- Genres: Cool jazz; bossa nova; bebop; rhythm and blues;
- Instruments: Voice; tenor saxophone; alto saxophone; baritone saxophone;
- Label: OA2 Records
- Formerly of: R&B Cadets; Paul Cebar & the Milwaukeeans; Mrs. Fun; Big Bari Band;
- Website: JuliWoodSax.com

= Juli Wood =

Juli Wood is a Finnish-American saxophonist, vocalist, composer, and band-leader from Chicago, who appears regularly in Chicago and Milwaukee area jazz clubs, on tours through the Midwest with the Juli Wood Quartet and other groups she leads or performs with. She plays soprano, tenor, and baritone saxophones. Wood makes frequent appearances at Scandinavian jazz and blues festivals including Finland's Pori Jazz festival. Wood got her start in Milwaukee with the R&B Cadets, and she gained further exposure with Paul Cebar & the Milwaukeeans—which also featured vocalists Robyn Plue and Paul Cebar—who toured between Milwaukee, Chicago, and Minneapolis.

Wood plays baritone sax with organist Melvin Rhyne as a quintet on a self-published CD, Movin' and Groovin′. Her CD Blues for Earma Jean was released in November 2004 featuring Chicago pianist Earma Thompson. She plays with Milwaukee area jazz duo Mrs. Fun, and several of her contributions can be heard on The Best of Mrs.
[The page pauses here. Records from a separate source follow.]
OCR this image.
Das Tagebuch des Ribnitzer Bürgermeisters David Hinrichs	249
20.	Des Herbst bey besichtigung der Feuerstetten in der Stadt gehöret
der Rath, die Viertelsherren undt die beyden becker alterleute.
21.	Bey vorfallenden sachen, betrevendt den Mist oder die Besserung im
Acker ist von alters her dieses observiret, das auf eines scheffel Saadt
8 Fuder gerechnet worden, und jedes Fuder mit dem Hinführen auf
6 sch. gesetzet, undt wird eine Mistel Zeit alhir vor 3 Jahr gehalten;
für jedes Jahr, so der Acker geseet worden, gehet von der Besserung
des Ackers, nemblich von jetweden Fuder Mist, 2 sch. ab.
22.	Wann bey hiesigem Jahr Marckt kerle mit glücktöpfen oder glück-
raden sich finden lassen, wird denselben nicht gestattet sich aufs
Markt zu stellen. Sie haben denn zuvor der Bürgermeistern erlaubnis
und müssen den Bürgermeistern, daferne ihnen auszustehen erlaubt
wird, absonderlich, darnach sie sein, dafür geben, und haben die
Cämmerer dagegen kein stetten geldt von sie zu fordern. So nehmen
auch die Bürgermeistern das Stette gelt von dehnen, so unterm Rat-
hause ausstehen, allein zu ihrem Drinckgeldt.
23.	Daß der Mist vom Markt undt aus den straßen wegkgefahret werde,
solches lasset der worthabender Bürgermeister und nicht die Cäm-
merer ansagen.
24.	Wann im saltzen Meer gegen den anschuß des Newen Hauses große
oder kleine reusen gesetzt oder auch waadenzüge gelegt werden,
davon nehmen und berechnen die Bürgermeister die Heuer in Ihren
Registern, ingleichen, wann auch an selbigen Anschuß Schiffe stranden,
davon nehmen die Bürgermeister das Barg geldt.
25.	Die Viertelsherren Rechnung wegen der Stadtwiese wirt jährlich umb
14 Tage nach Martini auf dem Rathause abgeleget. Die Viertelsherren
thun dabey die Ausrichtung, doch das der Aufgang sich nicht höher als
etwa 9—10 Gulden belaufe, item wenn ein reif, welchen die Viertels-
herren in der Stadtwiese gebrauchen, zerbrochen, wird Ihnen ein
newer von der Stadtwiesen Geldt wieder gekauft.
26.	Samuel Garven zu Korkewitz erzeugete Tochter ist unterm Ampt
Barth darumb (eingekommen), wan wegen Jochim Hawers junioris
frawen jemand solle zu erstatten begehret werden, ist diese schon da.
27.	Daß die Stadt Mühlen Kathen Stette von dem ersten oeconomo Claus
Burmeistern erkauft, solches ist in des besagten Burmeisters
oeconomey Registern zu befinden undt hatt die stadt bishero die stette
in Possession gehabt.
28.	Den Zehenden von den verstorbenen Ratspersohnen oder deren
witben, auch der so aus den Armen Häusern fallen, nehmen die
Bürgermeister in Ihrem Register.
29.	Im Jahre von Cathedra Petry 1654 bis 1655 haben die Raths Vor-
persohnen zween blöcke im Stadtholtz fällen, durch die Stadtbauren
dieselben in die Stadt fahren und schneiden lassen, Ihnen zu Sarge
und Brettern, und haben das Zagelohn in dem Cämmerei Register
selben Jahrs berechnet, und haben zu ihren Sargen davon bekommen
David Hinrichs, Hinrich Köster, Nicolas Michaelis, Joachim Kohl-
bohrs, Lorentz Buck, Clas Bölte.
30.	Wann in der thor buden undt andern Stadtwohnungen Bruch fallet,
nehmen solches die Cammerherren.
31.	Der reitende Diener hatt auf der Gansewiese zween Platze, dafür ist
Fun (Daemon Records). Wood is a member of Valley of the Dolls with Janet Planet, Connie Grauer, and Kim Zick, who have released an album titled High.

Her 2015 recording Synkkä Metsä (Dark Forest) draws on material from her Finnish heritage. On one of her near-yearly trips to Finland she was listening to jazz trumpeter Art Farmer's recording of Swedish folk songs, To Sweden with Love (1964), and decided to record "simple and hauntingly beautiful Finnish folk songs, instrumentally and in a jazz style." She was named the Finlandia Foundation Performer of the Year for 2018. The foundation awarded her two grants: the first to research and produce a follow-up to Synkkä Metsä; the other for traveling the USA performing the Finnish folk songs in jazz styles.

She has "played many jazz clubs and festivals nationally and internationally; Chicago Jazz Fest, Hyde Park Jazz Fest, Milwaukee's Summerfest, Chicago's main jazz clubs - The Jazz Showcase, Green Mill Cocktail Lounge, Andy's and Katerina's. Skansen Jazz and Blues (Stockholm, Sweden), Pori Jazz Fest (Finland), Bent J's club (Aarhus, Denmark), Storyville (Helsinki, Finland), Arlandia Jazz Fest (Åland) to name a few". In 2018 she debuted Big Bari Band, with both her and fellow saxophonist Rajiv Halim On baritone saxophones.

== Biography ==
Juli Wood's four grandparents immigrated from the Ostrobothnia region in Finland in the early 1900s to Minnesota’s Iron Range and Duluth. She grew up in the Milwaukee, Wisconsin area, her parents instilling Finnish heritage. She became enamored by the saxophone while in grade school: "I remember watching Soul Train as a kid on T.V. in the 70’s and seeing Maceo Parker playing alto sax with James Brown. I thought that was the coolest looking and sounding instrument in the world! So the love affair with the saxophone started in the sixth grade and has been going strong ever since."

In high school she played in her school's concert orchestra as well as marching and jazz bands. After graduating high school in 1977, she visited Finland and made return visits nearly every summer. She briefly attended University of Wisconsin–Milwaukee (UWM) but dropped out to focus on the city's music scene. She soon joined the R&B Cadets with singer Robyn Pluer and John and Mike Sieger, who later broke off to form Semi-Twang. A later version of the Cadets would include Paul Cebar, who had a knack for unearthing obscure jazz pieces that made for great cover songs. In 1983 she returned to UWM, majoring in classical saxophone; there, she found training in the concert and jazz bands invaluable. Around this time until 1987 she gigged with jazz combos throughout Milwaukee. In 1987 she joined Paul Cebar & the Milwaukeeans reuniting with Cebar and Pluer playing danceable rhythm & blues. She had a side project with Pluer and a jazz duo Mrs. Fun called Rhythm Club. Wood was also teaching saxophone to up to forty students during the work week at several venues. The Milwaukeeans would rotate weekends between Chicago, their hometown, and Minneapolis/St. Paul Minnesota, commuting back after playing two or more clubs and events; Wood enjoyed the time but also found the live band was too loud to be sustained. From 1993 for a few years, she turned back to jazz and worked to develop the Juli Wood Quartet.

She trained in jazz at the Wisconsin Conservatory of Music, and has been mentored by jazz musicians she admires. In 1996 she moved to Chicago.